Des requins sur le toit

Commentaire de Gary Stokes – Sea Shepherd Hong Kong

Après avoir provoqué un tollé général en couvrant les trottoirs d’ailerons de requins, les trafiquants se sont mis à faire sécher en secret les ailerons sur des toits d’immeubles.Après avoir provoqué un tollé général en couvrant les trottoirs d’ailerons de requins, les trafiquants se sont mis à faire sécher en secret les ailerons sur des toits d’immeubles.
Photo: Gary Stokes / Sea Shepherd

Ici, à Hong Kong, c’est une alerte qui a inauguré cette nouvelle année. Un citoyen responsable a aperçu un toit recouvert d’ailerons de requins dans le quartier tranquille de Kennedy Town, à Hong Kong. C’est ainsi qu’avec des appareils photos et seulement quelques heures de sommeil pour nous remettre des festivités de la veille, nous nous sommes mis en quête d’une des marchandises les plus horribles que Hong Kong puisse offrir: les ailerons de requins!

L’année dernière, j’avais reçu un appel similaire, m’invitant à venir découvrir une rue recouverte d’ailerons, et nos images avaient fait le tour du monde. C’est ce qui explique que cette fois, les trafiquants gagnent les toits des immeubles pour se cacher. À l’instar des cruels massacreurs de dauphins de Taiji, ces marchands de mort craignent les objectifs des caméras et font tous les efforts possibles pour cacher au monde entier leur sale business. Malheureusement pour eux, d’ici trois jours le monde entier sera témoin de leur activité barbare et ils ne pourront pas faire grand-chose, à part espérer notre départ!

Il n’aura pas fallu longtemps pour que deux autres amis photographes, Paul Hilton et Alex Hofford, nous rejoignent, et nous nous sommes fait tous trois un plaisir de révéler leurs méfaits.

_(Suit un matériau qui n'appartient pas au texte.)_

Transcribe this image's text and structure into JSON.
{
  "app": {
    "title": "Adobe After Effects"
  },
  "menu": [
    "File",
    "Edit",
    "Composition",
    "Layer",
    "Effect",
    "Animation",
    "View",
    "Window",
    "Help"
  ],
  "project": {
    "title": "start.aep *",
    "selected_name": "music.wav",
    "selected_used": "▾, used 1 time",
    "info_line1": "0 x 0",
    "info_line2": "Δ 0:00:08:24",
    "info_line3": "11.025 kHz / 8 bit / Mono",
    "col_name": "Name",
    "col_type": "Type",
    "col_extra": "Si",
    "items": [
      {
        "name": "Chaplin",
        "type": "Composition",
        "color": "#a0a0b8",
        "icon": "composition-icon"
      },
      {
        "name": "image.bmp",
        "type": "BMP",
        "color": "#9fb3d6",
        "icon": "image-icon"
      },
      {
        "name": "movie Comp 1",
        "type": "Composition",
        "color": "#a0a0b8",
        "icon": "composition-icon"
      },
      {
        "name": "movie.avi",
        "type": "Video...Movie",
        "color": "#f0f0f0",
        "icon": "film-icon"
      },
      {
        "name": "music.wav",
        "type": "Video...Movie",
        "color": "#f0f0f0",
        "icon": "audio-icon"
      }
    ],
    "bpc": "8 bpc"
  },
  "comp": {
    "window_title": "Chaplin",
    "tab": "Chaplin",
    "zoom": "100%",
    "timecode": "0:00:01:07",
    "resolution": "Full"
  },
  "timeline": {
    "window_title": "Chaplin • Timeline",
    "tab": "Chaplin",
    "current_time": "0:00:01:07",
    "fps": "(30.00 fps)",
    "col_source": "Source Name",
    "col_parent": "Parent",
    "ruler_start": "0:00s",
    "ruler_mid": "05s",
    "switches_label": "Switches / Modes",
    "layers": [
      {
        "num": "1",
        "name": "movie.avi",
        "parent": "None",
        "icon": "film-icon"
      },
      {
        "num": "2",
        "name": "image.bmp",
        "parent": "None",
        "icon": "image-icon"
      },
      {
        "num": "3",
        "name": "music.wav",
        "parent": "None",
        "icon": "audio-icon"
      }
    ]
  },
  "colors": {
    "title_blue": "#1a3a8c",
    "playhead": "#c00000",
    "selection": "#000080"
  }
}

Les photos sont maintenant largement diffusées un peu partout, ce qui est une bonne chose, mais que va-t-il se passer par la suite?

Il est très important de sensibiliser le public et d’informer ceux qui ne savent rien. Le problème ici, c’est que l’industrie des ailerons massacre chaque année, de façon barbare, des millions de requins, profitant de l’absence de réglementation et de contrôle. Les chiffres concernant le nombre de prises sont manipulés, en réalité personne ne sait précisément combien de requins disparaissent ainsi. Nous savons seulement que ce nombre est colossal! Ce qui ne fait aucun doute, c’est que les requins sont des animaux qui se reproduisent lentement et qui, en tant que super-prédateurs, jouent un rôle essentiel dans l’équilibre des écosystèmes marins. Le fait que nous les retirions de ce milieu et que nous les fassions disparaître, simplement pour satisfaire l’avidité et la vanité que reflète un bol de soupe insipide, est la preuve absolue que notre espèce s’est complètement déconnectée de la nature, c’est-à-dire d’un monde dont nous faisons partie et dont dépend notre survie.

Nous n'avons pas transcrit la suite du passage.